War ganz Bayern seit Ende des Mittelalters für Juden verbotenes Territorium? Und wie ging es in der Frühen Neuzeit weiter?

Brenner: Das von den Wittelsbachern beherrschte Herzogtum Bayern hat die Juden bereits im 15. Jahrhundert vertrieben und diese Ausweisung im 16. Jahrhundert bestätigt. Dennoch gab es zahlreiche jüdische Gemeinden in kleinen Fürstentümern und Reichsritterschaften. Die größte jüdische Gemeinde entwickelte sich in Fürth, wo es eine bedeutende hebräische Druckerei und Talmudschule gab.

Welche Rolle spielte Bayern während der NS-Zeit?

Brenner: Zunächst muss man sagen, dass sich die Juden im Bayern des 19. Jahrhunderts schnell integriert haben. Viele sind in die Großstädte gezogen und dort Teil des Bürgertums geworden. Zahlreiche Begriffe, die wir mit dem heutigen Bayern assoziieren, werden auch mit Juden in Verbindung gebracht: Das Trachtenhaus Wallach in München hat mehr für die Verbreitung von Dirndl und Lederhosen getan als irgendeine andere Einrichtung. Die Brauerei Löwenbräu wurde von der jüdischen Familie Schülein betrieben. Der FC Bayern München wurde 1932 erstmals Deutscher Meister, als er einen jüdischen Trainer und Präsidenten hatte.
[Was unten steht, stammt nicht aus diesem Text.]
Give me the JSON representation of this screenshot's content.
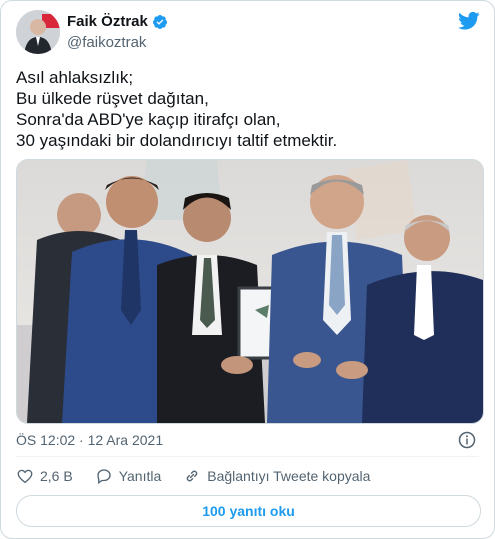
{
  "author": {
    "display_name": "Faik Öztrak",
    "handle": "@faikoztrak",
    "verified": true,
    "avatar_icon": "profile-photo"
  },
  "tweet": {
    "lines": [
      "Asıl ahlaksızlık;",
      "Bu ülkede rüşvet dağıtan,",
      "Sonra'da ABD'ye kaçıp itirafçı olan,",
      "30 yaşındaki bir dolandırıcıyı taltif etmektir."
    ],
    "media_alt": "photo-award-ceremony"
  },
  "meta": {
    "time": "ÖS 12:02",
    "separator": "·",
    "date": "12 Ara 2021"
  },
  "actions": {
    "like_count": "2,6 B",
    "reply_label": "Yanıtla",
    "copy_link_label": "Bağlantıyı Tweete kopyala"
  },
  "read_replies_label": "100 yanıtı oku",
  "colors": {
    "brand_blue": "#1d9bf0",
    "text_primary": "#0f1419",
    "text_secondary": "#536471",
    "border": "#cfd9de"
  }
}
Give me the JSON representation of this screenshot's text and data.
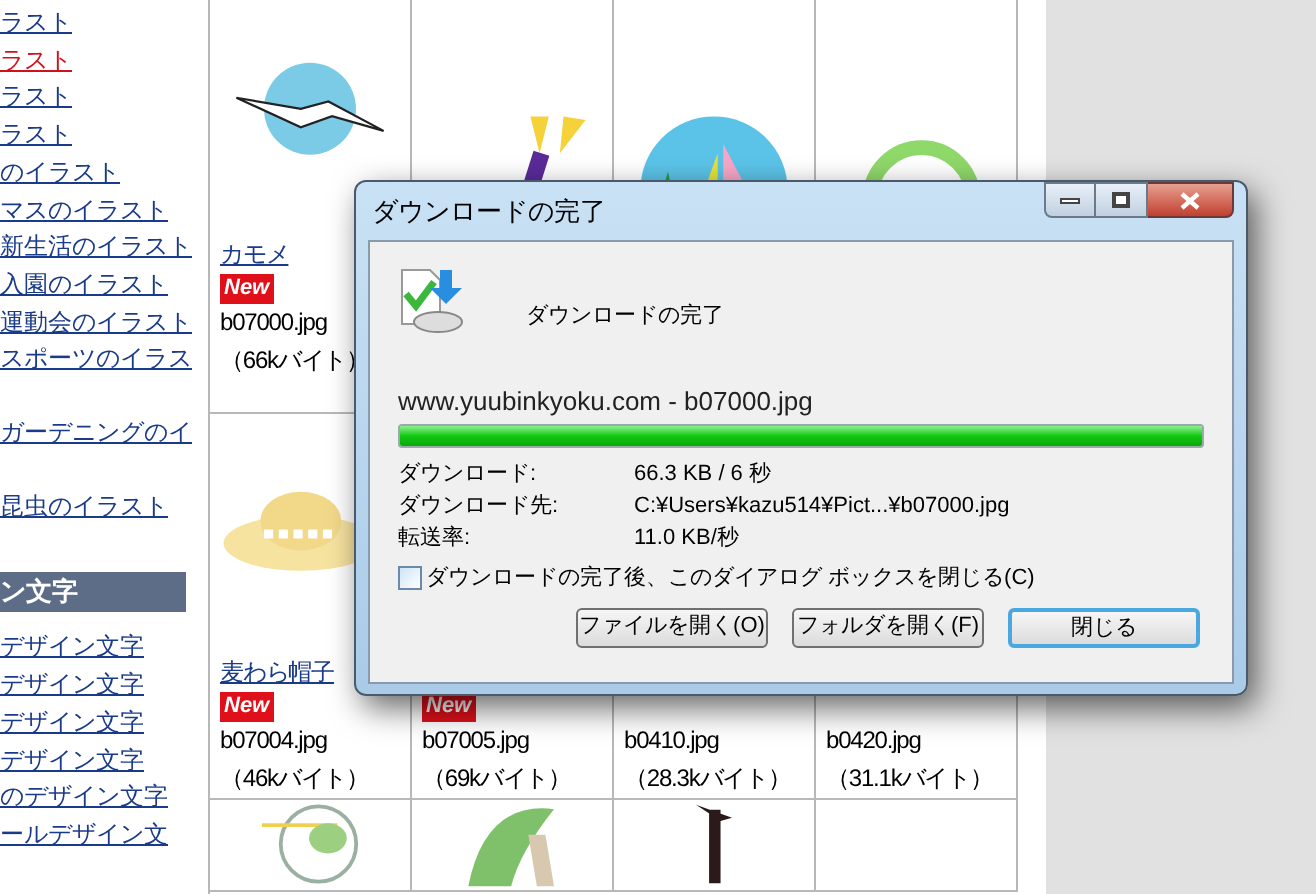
{
  "sidebar": {
    "links": [
      {
        "label": "ラスト",
        "selected": false
      },
      {
        "label": "ラスト",
        "selected": true
      },
      {
        "label": "ラスト",
        "selected": false
      },
      {
        "label": "ラスト",
        "selected": false
      },
      {
        "label": "のイラスト",
        "selected": false
      },
      {
        "label": "マスのイラスト",
        "selected": false
      },
      {
        "label": "新生活のイラスト",
        "selected": false
      },
      {
        "label": "入園のイラスト",
        "selected": false
      },
      {
        "label": "運動会のイラスト",
        "selected": false
      },
      {
        "label": "スポーツのイラス",
        "selected": false
      },
      {
        "label": "ガーデニングのイ",
        "selected": false
      },
      {
        "label": "昆虫のイラスト",
        "selected": false
      }
    ],
    "section": {
      "title": "ン文字",
      "links": [
        {
          "label": "デザイン文字",
          "selected": false
        },
        {
          "label": "デザイン文字",
          "selected": false
        },
        {
          "label": "デザイン文字",
          "selected": false
        },
        {
          "label": "デザイン文字",
          "selected": false
        },
        {
          "label": "のデザイン文字",
          "selected": false
        },
        {
          "label": "ールデザイン文",
          "selected": false
        }
      ]
    }
  },
  "grid": {
    "rows": [
      [
        {
          "name": "カモメ",
          "badge": "New",
          "file": "b07000.jpg",
          "size": "（66kバイト）"
        },
        {},
        {},
        {}
      ],
      [
        {
          "name": "麦わら帽子",
          "badge": "New",
          "file": "b07004.jpg",
          "size": "（46kバイト）"
        },
        {
          "badge": "New",
          "file": "b07005.jpg",
          "size": "（69kバイト）"
        },
        {
          "file": "b0410.jpg",
          "size": "（28.3kバイト）"
        },
        {
          "file": "b0420.jpg",
          "size": "（31.1kバイト）"
        }
      ],
      [
        {},
        {},
        {},
        {}
      ]
    ]
  },
  "dialog": {
    "title": "ダウンロードの完了",
    "heading": "ダウンロードの完了",
    "source": "www.yuubinkyoku.com - b07000.jpg",
    "progress": {
      "level": 1
    },
    "details": [
      {
        "label": "ダウンロード:",
        "value": "66.3 KB / 6 秒"
      },
      {
        "label": "ダウンロード先:",
        "value": "C:¥Users¥kazu514¥Pict...¥b07000.jpg"
      },
      {
        "label": "転送率:",
        "value": "11.0 KB/秒"
      }
    ],
    "close_when_done": {
      "label": "ダウンロードの完了後、このダイアログ ボックスを閉じる(C)",
      "checked": false
    },
    "buttons": [
      {
        "label": "ファイルを開く(O)",
        "default": false
      },
      {
        "label": "フォルダを開く(F)",
        "default": false
      },
      {
        "label": "閉じる",
        "default": true
      }
    ]
  }
}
Ein Jahr später zählte all das nicht mehr. Hitler ist ja in München zum Politiker geworden. Er hat dort 1923 nicht nur erstmals versucht, an die Macht zu kommen, er hat München in den Jahren nach dem Ersten Weltkrieg auch als Testgelände für seine antisemitischen Aktionen benutzt. Nach 1933 ging Bayern in vielen Aktionen, die gegen Juden gerichtet waren, dem Rest des Reiches voran. Wohl kein Gauleiter war so brutal antisemitisch wie Julius Streicher in Nürnberg. In München und Nürnberg wurden die Synagogen Monate vor der Pogromnacht im November 1938 abgerissen.

Und dennoch ist die Geschichte jüdischen Lebens in Bayern mehr als Leid und Schoah...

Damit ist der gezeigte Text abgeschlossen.